O PECADO DORME AO LADO


Mais uma vez, aquele casal, comerciante de joias folheadas, dava entrada no hotel naquele anoitecer. Não fosse a cara de Didi Mocó que o marido tinha, alguém poderia até confundir a esposa dele com a estonteante Ellen Roche. A mulher era a cara e o corpão da Ellen. Sujeito de sorte o marido dela. Quem não estava com essa bola toda, era um rapazinho, do mesmo ramo, que já se encontrava a alguns dias hospedados no hotel e ficou pasmo com a saúde da Ellen. Com aqueles seus olhos de peixe morto e queixo caído, o carinha era recém-casado e o patrão dele não estava nem aí: fazia o coitado viajar feito um louco atrás de clientes, o deixando dias a fio distante de sua recém-esposa. Particularmente, defendo que deveria ter um acordo na CLT proibindo essa tortura contra casadinhos de novo. A situação do rapaz era simplesmente deplorável. Um pecado. E, como desgraça pouca é bobagem, a Ellen com o sósia do Didi Mocó, se acomodaram no apartamento vizinho ao do azarado.
No dia seguinte ele estava reclamando:
— Caramba, dormi mal pra dedéu! Aquela mulher do lado gemeu até tarde da noite. Por que não dormem num motel? A mulher deveria gemer um pouquinho mais baixo. Isto é falta de respeito. Eu procuro não perturbar o meu vizinho com qualquer tipo de barulho que seja. Você, na sua casa, perturba o seu vizinho com algum tipo de barulho?

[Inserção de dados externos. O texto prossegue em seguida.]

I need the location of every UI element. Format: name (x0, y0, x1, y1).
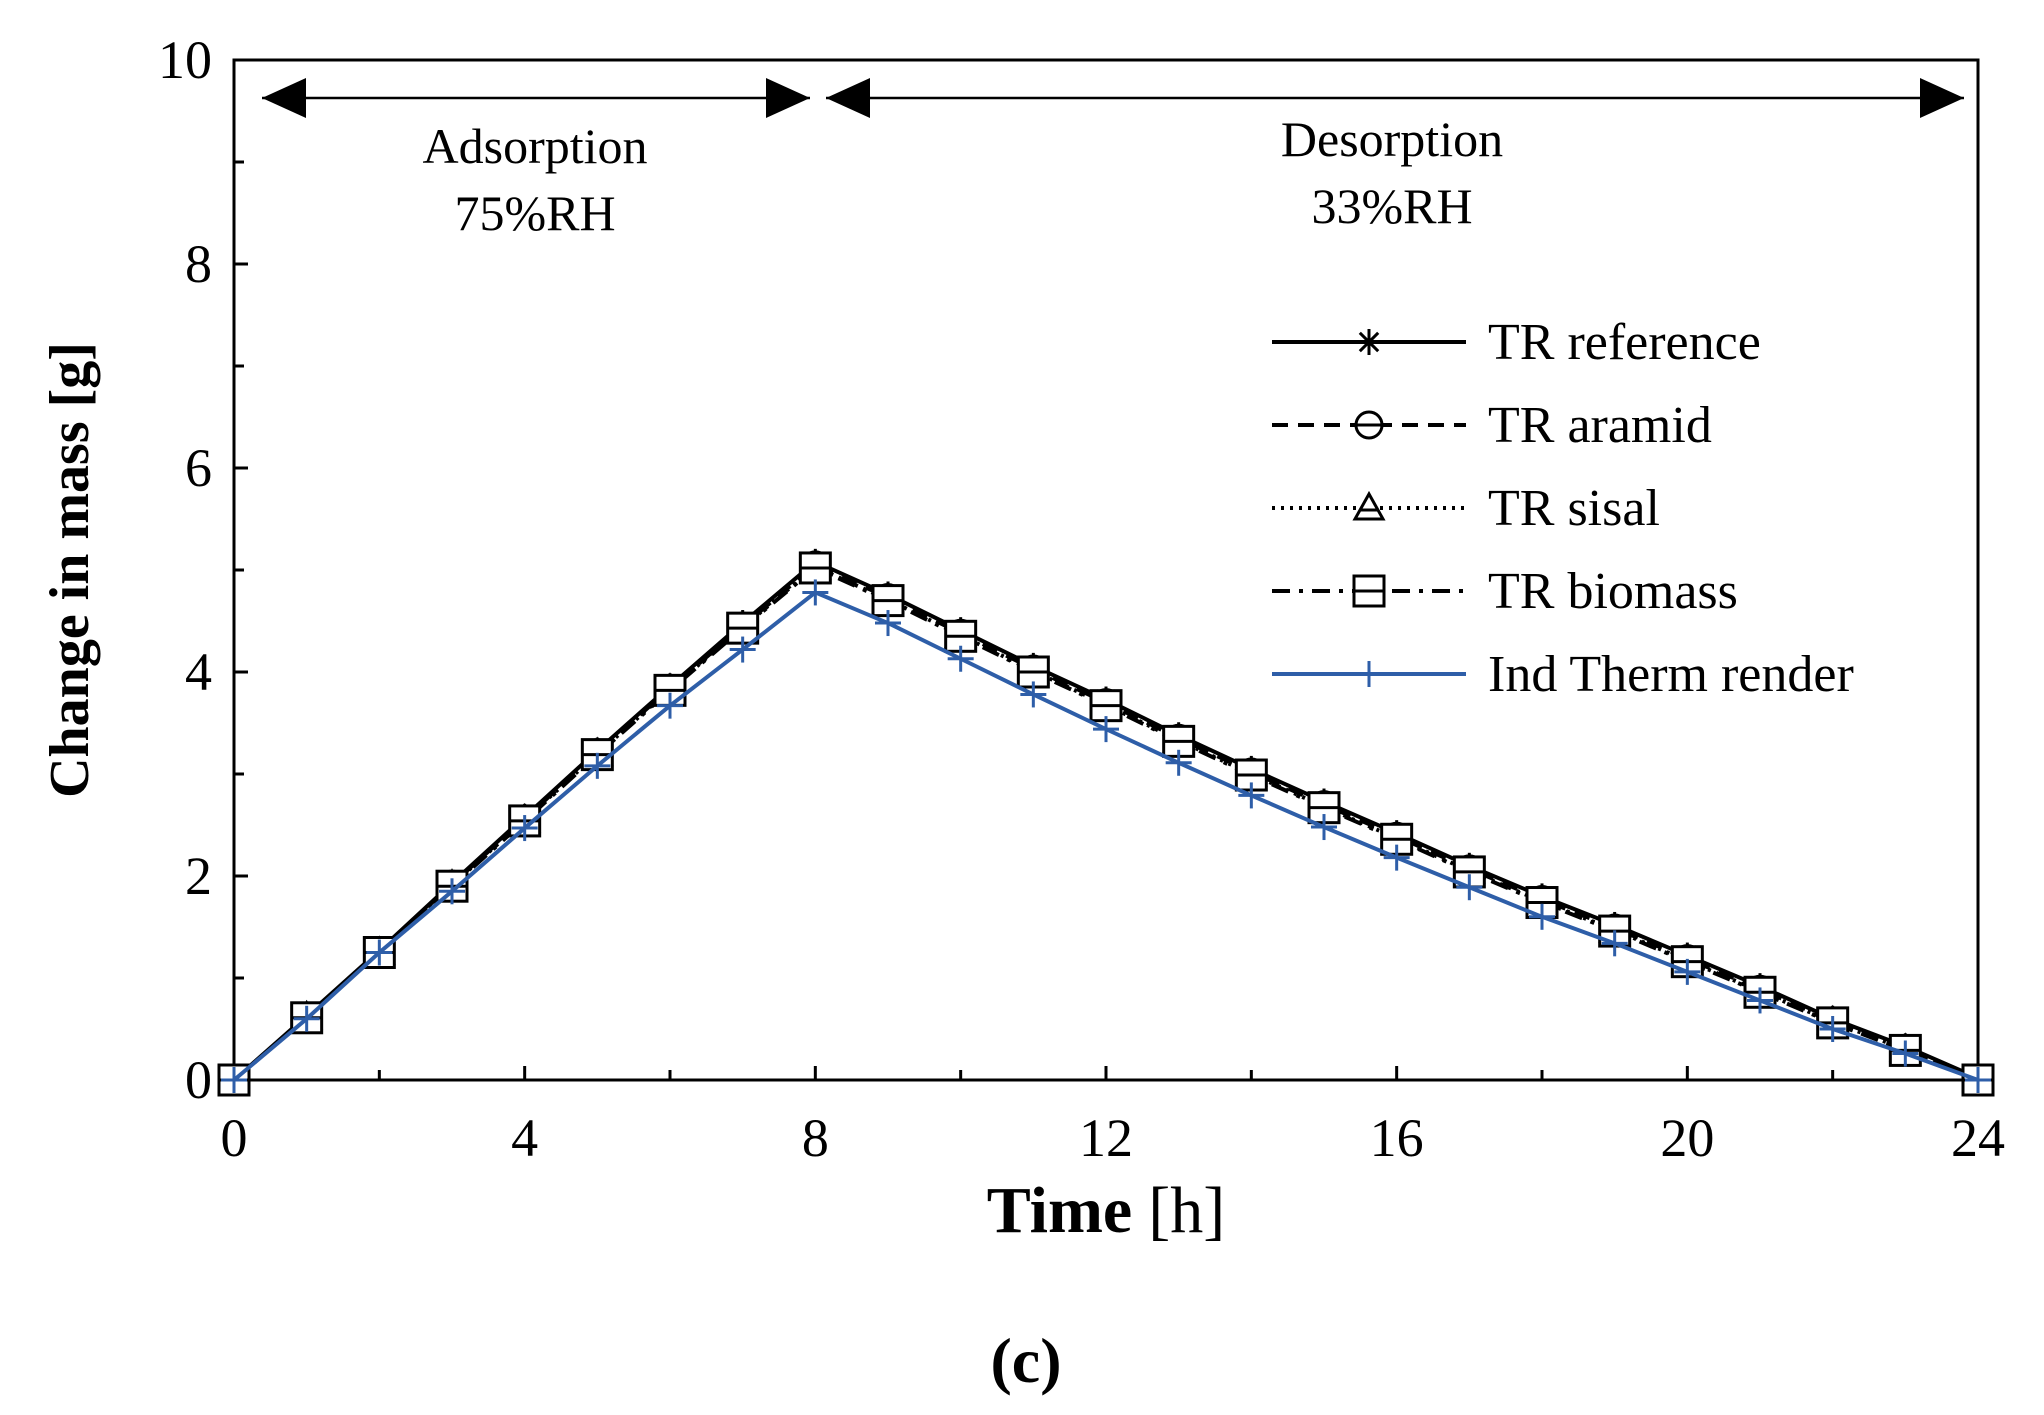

— Só quando o Palmeiras joga e faz gol — expliquei pra ele. — O meu vizinho, que é corintiano, se sente perturbado em me ver tão feliz. Se o Palmeiras ganha qualquer jogo, então, ele fica uns três dias sem falar comigo. Mas, quando é o time dele que ganha uma partida, daí ele perturba o quarteirão inteiro, berrando e soltando rojão sem parar.
— Até quando aquele casal ficará hospedado aqui? — quis saber o indignado.
— Geralmente, eles vão embora depois de dois ou três dias. Se você quiser, eu posso te transferir de apartamento...
— Não. Fico lá mesmo.
Na noite seguinte, numa das vezes em que a esposa dele ligou, ele estava na recepção e atendeu ali mesmo, dizendo:
— Oi amorzão. Agora me restam apenas mais dois clientes pra visitar. Amanhã mesmo estarei voltando aí pra casa. Devo estar chegando até mais cedo do que cheguei na sexta passada... Te amo. Tô morrendo de saudades.
— (...) — Ela, a esposa, deve ter dito que estava também.
— Ah, eu estou mais. Você nem imagina! — arrepiou o coitado.
Só faltou ele dizer pra ela: “Vai te preparando. Pois, secão do jeito que estou, serei capaz de te virar pelo avesso assim que eu chegar aí”.